Sujet : Re: FileNotFoundError thrown due to file name in file, rather than file itself
De : torriem (at) *nospam* gmail.com (Michael Torrie)
Groupes : comp.lang.pythonDate : 14. Nov 2024, 16:44:56
Autres entêtes
Message-ID : <mailman.114.1731606301.4695.python-list@python.org>
References : 1 2 3 4 5 6 7 8
User-Agent : Mozilla/5.0 (X11; Linux x86_64; rv:102.0) Gecko/20100101 Thunderbird/102.15.1
On 11/14/24 12:03 AM, Left Right wrote:
On any Unix system this is untrue. Rotating a log file is quite simple:
I realized I posted this without cc'ing the list:
http://jdebp.info/FGA/do-not-use-logrotate.html .

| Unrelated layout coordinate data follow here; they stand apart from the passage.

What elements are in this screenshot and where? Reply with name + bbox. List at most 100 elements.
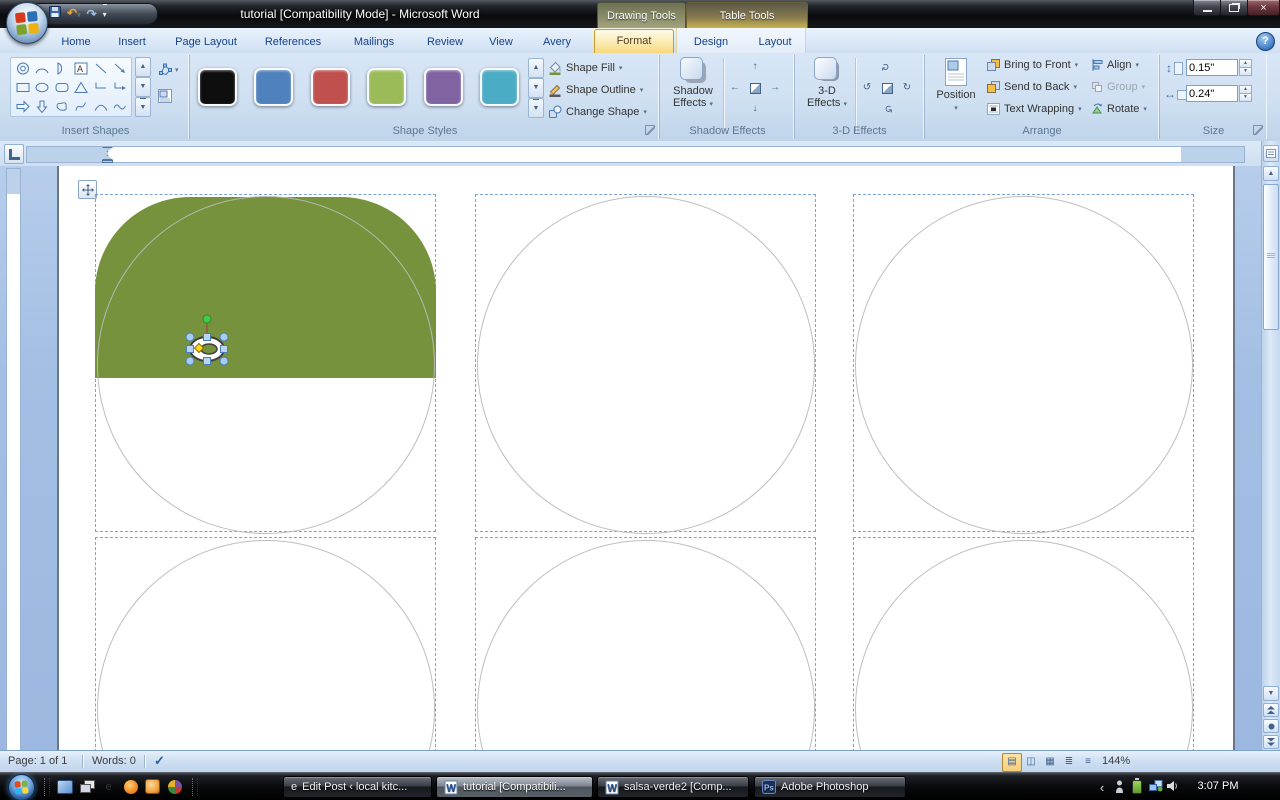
shape-elbow-arrow-connector-icon[interactable] [111,78,131,97]
shadow-effects-button[interactable]: Shadow Effects ▾ [669,57,717,111]
scroll-up-button[interactable]: ▲ [1263,166,1279,181]
view-outline-button[interactable]: ≣ [1059,753,1079,772]
shape-elbow-connector-icon[interactable] [91,78,111,97]
show-desktop-icon[interactable] [56,778,73,795]
shape-text-box-icon[interactable]: A [72,59,92,78]
internet-explorer-icon[interactable]: e [100,778,117,795]
3d-effects-button[interactable]: 3-D Effects ▾ [803,57,851,111]
tab-home[interactable]: Home [52,31,100,53]
width-spin-down[interactable]: ▼ [1239,93,1252,102]
donut-hole[interactable] [200,343,218,355]
handle-bottom-left[interactable] [185,356,195,366]
vertical-ruler[interactable] [6,168,21,750]
taskbar-button-tutorial[interactable]: W tutorial [Compatibili... [436,776,593,798]
left-indent-marker[interactable] [102,160,113,163]
toggle-3d-button[interactable] [878,79,896,97]
horizontal-ruler[interactable] [26,146,1245,163]
tray-status-icon[interactable] [1112,780,1126,793]
handle-bottom[interactable] [203,357,211,365]
nudge-shadow-left-button[interactable]: ← [726,79,744,97]
handle-left[interactable] [186,345,194,353]
nudge-shadow-up-button[interactable]: ↑ [746,58,764,76]
height-spin-down[interactable]: ▼ [1239,67,1252,76]
position-button[interactable]: Position ▾ [932,57,980,115]
customize-qat-icon[interactable]: ▾ [102,4,107,24]
shape-right-arrow-icon[interactable] [13,97,33,116]
edit-shape-button[interactable]: ▾ [154,59,182,81]
firefox-icon[interactable] [122,778,139,795]
tab-layout[interactable]: Layout [744,31,806,53]
quick-launch-orange-app-icon[interactable] [144,778,161,795]
view-draft-button[interactable]: ≡ [1078,753,1098,772]
send-to-back-button[interactable]: Send to Back ▾ [987,81,1077,93]
zoom-level[interactable]: 144% [1102,755,1130,767]
previous-page-button[interactable] [1263,703,1279,717]
shape-fill-button[interactable]: Shape Fill ▾ [548,61,622,75]
tray-network-icon[interactable] [1148,780,1164,792]
tab-page-layout[interactable]: Page Layout [164,31,248,53]
bring-to-front-button[interactable]: Bring to Front ▾ [987,59,1078,71]
shape-style-swatch-green[interactable] [367,68,406,106]
word-count[interactable]: Words: 0 [92,755,136,767]
shape-triangle-icon[interactable] [72,78,92,97]
taskbar-clock[interactable]: 3:07 PM [1190,780,1246,792]
tilt-down-button[interactable]: ↺ [878,100,896,118]
handle-right[interactable] [220,345,228,353]
shape-height-input[interactable] [1186,59,1238,76]
shape-gallery-scroll-down[interactable]: ▼ [135,77,151,97]
shape-gallery-scroll-up[interactable]: ▲ [135,57,151,77]
save-icon[interactable] [49,5,61,23]
shape-oval-icon[interactable] [33,78,53,97]
nudge-shadow-right-button[interactable]: → [766,79,784,97]
shape-donut-icon[interactable] [13,59,33,78]
minimize-button[interactable] [1193,0,1221,16]
shape-arrow-icon[interactable] [111,59,131,78]
document-area[interactable] [0,166,1261,750]
select-browse-object-button[interactable] [1263,719,1279,733]
switch-windows-icon[interactable] [78,778,95,795]
restore-button[interactable] [1220,0,1248,16]
view-full-screen-reading-button[interactable]: ◫ [1021,753,1041,772]
shape-width-input[interactable] [1186,85,1238,102]
shape-scribble-icon[interactable] [72,97,92,116]
shape-gallery-more[interactable]: ▼ [135,97,151,117]
tray-volume-icon[interactable] [1166,780,1180,792]
help-button[interactable]: ? [1256,32,1275,51]
rotation-handle[interactable] [202,314,212,324]
selected-donut-shape[interactable] [178,308,238,370]
handle-top-right[interactable] [219,332,229,342]
shape-style-swatch-blue[interactable] [254,68,293,106]
draw-text-box-button[interactable] [154,85,176,107]
vertical-scrollbar[interactable]: ▲ ▼ [1261,141,1280,750]
tray-battery-icon[interactable] [1130,778,1144,794]
shape-styles-scroll-up[interactable]: ▲ [528,58,544,78]
text-wrapping-button[interactable]: Text Wrapping ▾ [987,103,1082,115]
group-button[interactable]: Group ▾ [1091,81,1145,93]
tab-design[interactable]: Design [682,31,740,53]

The link above gives a more detailed description of why log rotation
on the Unix system is not only not simple, but is, in fact,
unreliable.
Nothing in that article contradicts what I said about renaming log
files. His argument is that renaming log files messes with tail -F, and
therefore broken and unreliable. Which a pretty strange argument. tail
-F might not see some data during the rotation, but the log files
themselves don't miss anything, which was my contention. In all my
years of sysadmin-ing I have never once worried about problems GNU tail
might have with a file that gets rotated out from under you. Not sure
why the author is so fixated on it.
There are actual legitimate issues at play, such as a mechanism for
informing the process to close the file (rotate usually requires
processes to respond to SIGHUP). And of course the disk can fill up
causing a denial of service of one kind or another. The latter is the
biggest source of problems.
Of course you could just log using the standard libc syslog facility.
Or better yet, start your process from a systemd unit file and let the
journal automatically log stderr. In both cases that would satisfy the
technical objections of the author of that little treatise.